Il me faisait bien certaines recommandations de respect et de déférence envers madame de Villeneuve, qui me donnaient à penser qu'il n'était pas le maître absolu chez lui; mais ma cousine n'était pas dévote alors, et tenait surtout aux manières et au savoir-vivre. Comme je m'inquiétais de ma rusticité, il m'assura qu'il n'y paraissait pas quand je voulais, et qu'il ne s'agissait que de vouloir toujours. «Au reste, me disait-il, si tu trouves quelquefois ta cousine un peu sévère, tu feras à ses exigences du moment le sacrifice de la petite vanité d'écolier, et aussitôt qu'elle t'aura vue plier de bonne grâce, elle t'en récompensera par un grand esprit de justice et de générosité. Chenonceaux te semblera un paradis terrestre, à toi qui n'a jamais rien vu, et si tu y as quelques momens de contrainte je saurai te les faire oublier. Je sens que tu me seras une société charmante: nous lirons, nous disserterons, nous courrons, et même nous rirons ensemble, car je vois que tu es gaie aussi, quand tu n'a pas trop de sujets de chagrin.»

Je m'en remettais donc à lui de mon sort futur avec une grande confiance. Il m'assurait aussi que sa fille Emma, Mme de la Roche-Aymon, partageait la sympathie particulière que j'avais toujours eue pour elle, et qu'à nous trois nous oublierions la gêne du monde, que ni elle ni lui n'aimaient plus que moi.

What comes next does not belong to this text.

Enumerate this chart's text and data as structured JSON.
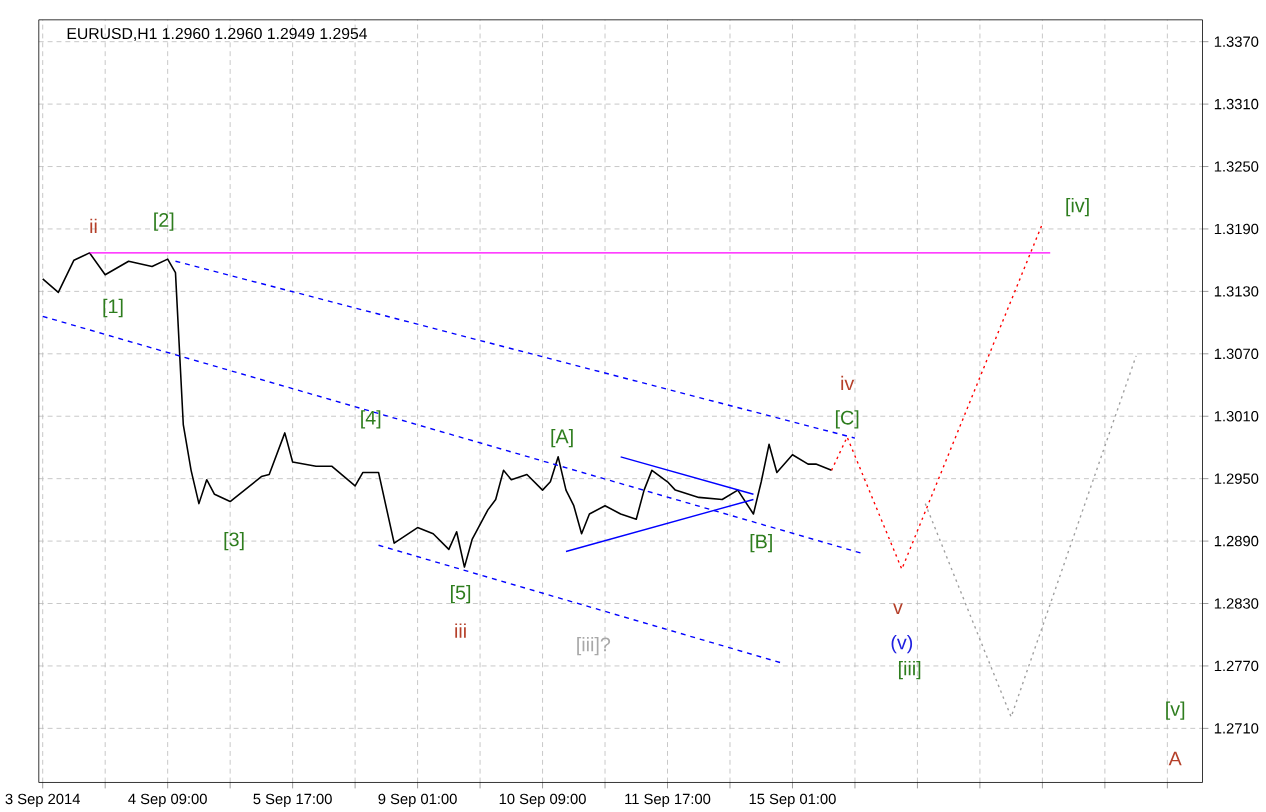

Il m'avait également parlé de ma mère, sans aigreur et en termes très convenables, en me confirmant tout ce que ma grand'mère m'avait dit en dernier lieu de son peu de désir de m'avoir avec elle. Loin de me prescrire une rupture absolue, il m'encourageait à persister dans ma déférence envers elle. «Seulement, me disait-il, puisque le lien entre vous semble se détendre de lui-même, ne le resserre pas imprudemment, ne lui écris pas plus qu'elle ne paraît le souhaiter et ne te plains pas de la froideur qu'elle te témoigne. C'est ce qui peut arriver de mieux.»

Cette prescription me fut pénible. Malgré tout ce que j'y trouvais de sage, et peut-être de nécessaire au bonheur de ma mère elle-même, mon cœur avait toujours pour elle des élans passionnés, suivis d'une morne tristesse. Je ne me disais pas qu'elle ne m'aimait point: je sentais qu'elle m'en voulait trop d'aimer ma grand'mère pour n'être pas jalouse aussi à sa manière: mais cette manière m'effrayait, je ne la connaissais pas. Jusqu'à ces derniers temps, ma préférence pour elle lui avait été trop bien démontrée.

Quand après quelques mois, et au lendemain de la mort de ma grand'mère, mon cousin Réné revint pour m'emmener, j'étais bien décidée à le suivre. Pourtant l'arrivée de ma mère bouleversa. Ses premières caresses furent si ardentes et si vraies, j'étais si heureuse aussi de revoir ma petite tante Lucie, avec son parler populaire, sa gaîté, sa vivacité, sa franchise et ses maternelles gâteries, que je me flattai d'avoir retrouvé le rêve de bonheur de mon enfance dans la famille de ma mère.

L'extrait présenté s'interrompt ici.